Reviewing the agency’s sorry analytical record, it is hard to disagree. The CIA’s analysts failed to predict the collapse of the Soviet Union or the rise of al-Qaida as a threat to America. Its assessment of Iraq’s WMD capability was not only wrong, its tradecraft shockingly sloppy, concluded the committees of legislators and independent experts who studied its product.
Most recently, it failed to anticipate the Middle Eastern uprisings that became known as the Arab Spring, along with most other think tanks, academics, and yes, even most of us journalists.
But as John Barry argued in Newsweek last July, it is not clear that even retired Gen. Petraeus will be able to succeed in reshaping the agency as he has the U.S. military. Fierce resistance to change seems to be something of a source of pride within the agency’s insular, often intellectually stultifying intelligence directorate. Will director Petraeus be able to change such a culture?
“Coinvenistas” and other Petraeus fans have little doubt.

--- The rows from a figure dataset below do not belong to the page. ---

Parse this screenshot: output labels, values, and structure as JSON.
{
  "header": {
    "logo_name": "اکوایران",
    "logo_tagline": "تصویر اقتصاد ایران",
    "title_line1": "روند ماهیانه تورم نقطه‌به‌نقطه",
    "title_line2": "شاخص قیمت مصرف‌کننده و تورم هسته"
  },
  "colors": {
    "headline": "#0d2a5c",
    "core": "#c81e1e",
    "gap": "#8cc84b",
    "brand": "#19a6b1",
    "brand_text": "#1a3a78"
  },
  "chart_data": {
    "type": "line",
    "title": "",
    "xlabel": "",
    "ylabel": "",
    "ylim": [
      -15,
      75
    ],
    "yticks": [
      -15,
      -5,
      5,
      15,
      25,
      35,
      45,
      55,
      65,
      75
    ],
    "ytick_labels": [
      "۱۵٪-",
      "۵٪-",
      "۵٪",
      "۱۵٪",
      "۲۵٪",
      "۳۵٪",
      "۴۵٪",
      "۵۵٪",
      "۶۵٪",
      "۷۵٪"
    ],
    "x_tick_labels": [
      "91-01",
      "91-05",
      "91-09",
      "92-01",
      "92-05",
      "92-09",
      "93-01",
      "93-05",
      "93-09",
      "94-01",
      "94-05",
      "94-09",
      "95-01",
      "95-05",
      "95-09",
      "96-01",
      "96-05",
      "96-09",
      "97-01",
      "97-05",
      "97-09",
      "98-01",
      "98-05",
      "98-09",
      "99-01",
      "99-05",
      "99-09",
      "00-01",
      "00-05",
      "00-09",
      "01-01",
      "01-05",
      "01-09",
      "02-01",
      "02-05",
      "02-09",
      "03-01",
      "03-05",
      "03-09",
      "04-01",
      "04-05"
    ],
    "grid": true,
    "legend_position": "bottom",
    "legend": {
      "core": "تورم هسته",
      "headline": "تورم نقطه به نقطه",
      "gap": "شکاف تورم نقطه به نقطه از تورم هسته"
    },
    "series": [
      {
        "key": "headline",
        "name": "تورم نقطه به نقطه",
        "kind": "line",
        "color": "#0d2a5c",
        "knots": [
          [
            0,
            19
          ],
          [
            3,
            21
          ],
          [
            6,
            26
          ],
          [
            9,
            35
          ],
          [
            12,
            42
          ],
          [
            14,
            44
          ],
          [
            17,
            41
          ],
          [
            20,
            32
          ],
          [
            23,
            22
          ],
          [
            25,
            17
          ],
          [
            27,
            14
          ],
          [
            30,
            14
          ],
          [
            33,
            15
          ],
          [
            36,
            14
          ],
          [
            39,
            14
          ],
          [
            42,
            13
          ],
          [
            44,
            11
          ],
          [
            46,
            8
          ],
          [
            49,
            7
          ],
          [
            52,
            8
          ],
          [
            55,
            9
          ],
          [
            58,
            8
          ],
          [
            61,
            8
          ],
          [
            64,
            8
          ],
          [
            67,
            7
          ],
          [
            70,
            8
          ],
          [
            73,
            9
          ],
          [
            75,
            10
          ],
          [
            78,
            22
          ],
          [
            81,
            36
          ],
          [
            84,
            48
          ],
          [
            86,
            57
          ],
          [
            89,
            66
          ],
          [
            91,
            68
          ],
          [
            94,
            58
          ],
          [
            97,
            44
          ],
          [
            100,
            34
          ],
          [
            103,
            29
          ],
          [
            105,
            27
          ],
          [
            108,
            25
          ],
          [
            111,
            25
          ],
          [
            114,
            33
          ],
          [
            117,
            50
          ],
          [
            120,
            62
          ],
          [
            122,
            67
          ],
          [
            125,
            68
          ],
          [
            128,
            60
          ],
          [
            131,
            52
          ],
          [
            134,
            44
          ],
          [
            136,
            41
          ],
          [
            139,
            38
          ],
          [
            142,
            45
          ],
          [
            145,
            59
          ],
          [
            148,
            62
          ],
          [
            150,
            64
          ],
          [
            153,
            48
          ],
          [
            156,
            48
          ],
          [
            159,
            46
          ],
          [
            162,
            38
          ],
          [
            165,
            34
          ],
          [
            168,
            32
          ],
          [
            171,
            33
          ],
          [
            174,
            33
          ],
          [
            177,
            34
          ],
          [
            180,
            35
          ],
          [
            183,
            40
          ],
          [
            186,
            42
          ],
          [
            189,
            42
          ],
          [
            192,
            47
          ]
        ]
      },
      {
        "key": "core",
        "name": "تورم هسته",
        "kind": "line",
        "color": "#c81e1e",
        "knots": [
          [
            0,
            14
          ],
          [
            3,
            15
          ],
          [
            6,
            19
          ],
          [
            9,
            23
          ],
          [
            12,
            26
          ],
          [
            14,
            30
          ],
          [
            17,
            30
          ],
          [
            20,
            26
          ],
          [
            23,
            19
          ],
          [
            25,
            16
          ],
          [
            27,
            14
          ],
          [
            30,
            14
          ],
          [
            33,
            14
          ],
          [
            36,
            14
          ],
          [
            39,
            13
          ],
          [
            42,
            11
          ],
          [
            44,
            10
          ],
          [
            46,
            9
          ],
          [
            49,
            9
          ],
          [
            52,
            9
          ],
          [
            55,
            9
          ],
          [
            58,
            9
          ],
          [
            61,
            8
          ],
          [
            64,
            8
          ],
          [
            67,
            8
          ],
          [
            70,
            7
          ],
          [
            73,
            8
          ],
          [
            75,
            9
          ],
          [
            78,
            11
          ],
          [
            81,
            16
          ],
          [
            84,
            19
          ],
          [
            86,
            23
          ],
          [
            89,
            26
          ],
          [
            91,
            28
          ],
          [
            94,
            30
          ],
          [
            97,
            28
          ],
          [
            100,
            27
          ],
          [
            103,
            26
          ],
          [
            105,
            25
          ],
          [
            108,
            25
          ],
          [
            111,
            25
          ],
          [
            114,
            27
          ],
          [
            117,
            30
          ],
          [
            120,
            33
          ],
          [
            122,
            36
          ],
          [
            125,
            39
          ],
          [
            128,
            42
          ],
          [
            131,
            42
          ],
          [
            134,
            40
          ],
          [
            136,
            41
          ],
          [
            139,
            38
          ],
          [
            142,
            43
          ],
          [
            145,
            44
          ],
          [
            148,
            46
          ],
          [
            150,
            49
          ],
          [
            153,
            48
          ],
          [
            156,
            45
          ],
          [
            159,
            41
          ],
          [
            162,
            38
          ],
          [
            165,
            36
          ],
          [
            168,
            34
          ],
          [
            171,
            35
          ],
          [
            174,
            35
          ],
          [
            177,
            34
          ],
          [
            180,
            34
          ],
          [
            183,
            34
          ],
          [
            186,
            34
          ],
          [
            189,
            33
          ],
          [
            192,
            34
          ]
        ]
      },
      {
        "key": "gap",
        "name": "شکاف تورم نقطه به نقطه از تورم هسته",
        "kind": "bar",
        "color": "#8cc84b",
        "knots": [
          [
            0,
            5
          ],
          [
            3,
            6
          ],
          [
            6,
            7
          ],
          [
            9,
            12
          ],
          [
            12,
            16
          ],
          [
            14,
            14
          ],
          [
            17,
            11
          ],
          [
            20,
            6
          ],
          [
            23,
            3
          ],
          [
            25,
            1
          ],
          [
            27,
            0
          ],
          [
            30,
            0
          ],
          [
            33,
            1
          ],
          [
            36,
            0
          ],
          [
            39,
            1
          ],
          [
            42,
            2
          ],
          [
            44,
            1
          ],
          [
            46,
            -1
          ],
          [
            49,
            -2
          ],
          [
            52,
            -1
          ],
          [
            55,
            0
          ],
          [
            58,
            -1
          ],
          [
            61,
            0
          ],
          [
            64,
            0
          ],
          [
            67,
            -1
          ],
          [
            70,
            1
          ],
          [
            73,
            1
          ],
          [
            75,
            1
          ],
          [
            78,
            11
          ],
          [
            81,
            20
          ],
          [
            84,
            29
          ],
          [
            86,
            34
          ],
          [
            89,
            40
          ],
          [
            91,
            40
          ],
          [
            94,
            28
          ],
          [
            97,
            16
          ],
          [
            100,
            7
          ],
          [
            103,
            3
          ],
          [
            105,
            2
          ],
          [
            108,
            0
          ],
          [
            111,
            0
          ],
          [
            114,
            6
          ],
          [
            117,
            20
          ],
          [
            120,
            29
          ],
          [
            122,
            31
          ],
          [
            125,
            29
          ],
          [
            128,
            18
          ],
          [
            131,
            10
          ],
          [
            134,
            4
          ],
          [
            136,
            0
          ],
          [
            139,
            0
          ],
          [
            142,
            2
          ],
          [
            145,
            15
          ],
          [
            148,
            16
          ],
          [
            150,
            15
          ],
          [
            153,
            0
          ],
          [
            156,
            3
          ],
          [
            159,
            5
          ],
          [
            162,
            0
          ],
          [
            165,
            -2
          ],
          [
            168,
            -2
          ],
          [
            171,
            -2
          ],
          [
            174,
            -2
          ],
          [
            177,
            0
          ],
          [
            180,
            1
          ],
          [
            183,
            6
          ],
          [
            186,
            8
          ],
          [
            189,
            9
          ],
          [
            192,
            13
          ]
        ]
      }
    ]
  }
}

They note that Petraeus spent much of his month in Washington prior to his confirmation hearings preparing for the job. He met or called every former CIA director, quietly meeting in person with former President George Bush.
He talked by phone with George Tenet. He got detailed briefings not only from area experts, but about the agency’s activities, its many strengths and glaring weaknesses from insiders like Michael Morell, a 31-year agency veteran who was George W. Bush’s intelligence adviser on Sept. 11th.
The mental and physical discipline that has served Petraeus so well throughout his military career — his legendary 10-mile morning runs and punishing push-and-pull-ups, his skeptical mind and determination to challenge conventions and conventional thinking — will serve him well at Langley, supporters say. He will succeed, they predict, because he will remain, in or out of uniform, a dauntingly determined “soldier.”
As Bill Lynn observed, quoting another gifted Army general, George Patton, “I fight where I am told, and I win where I fight.”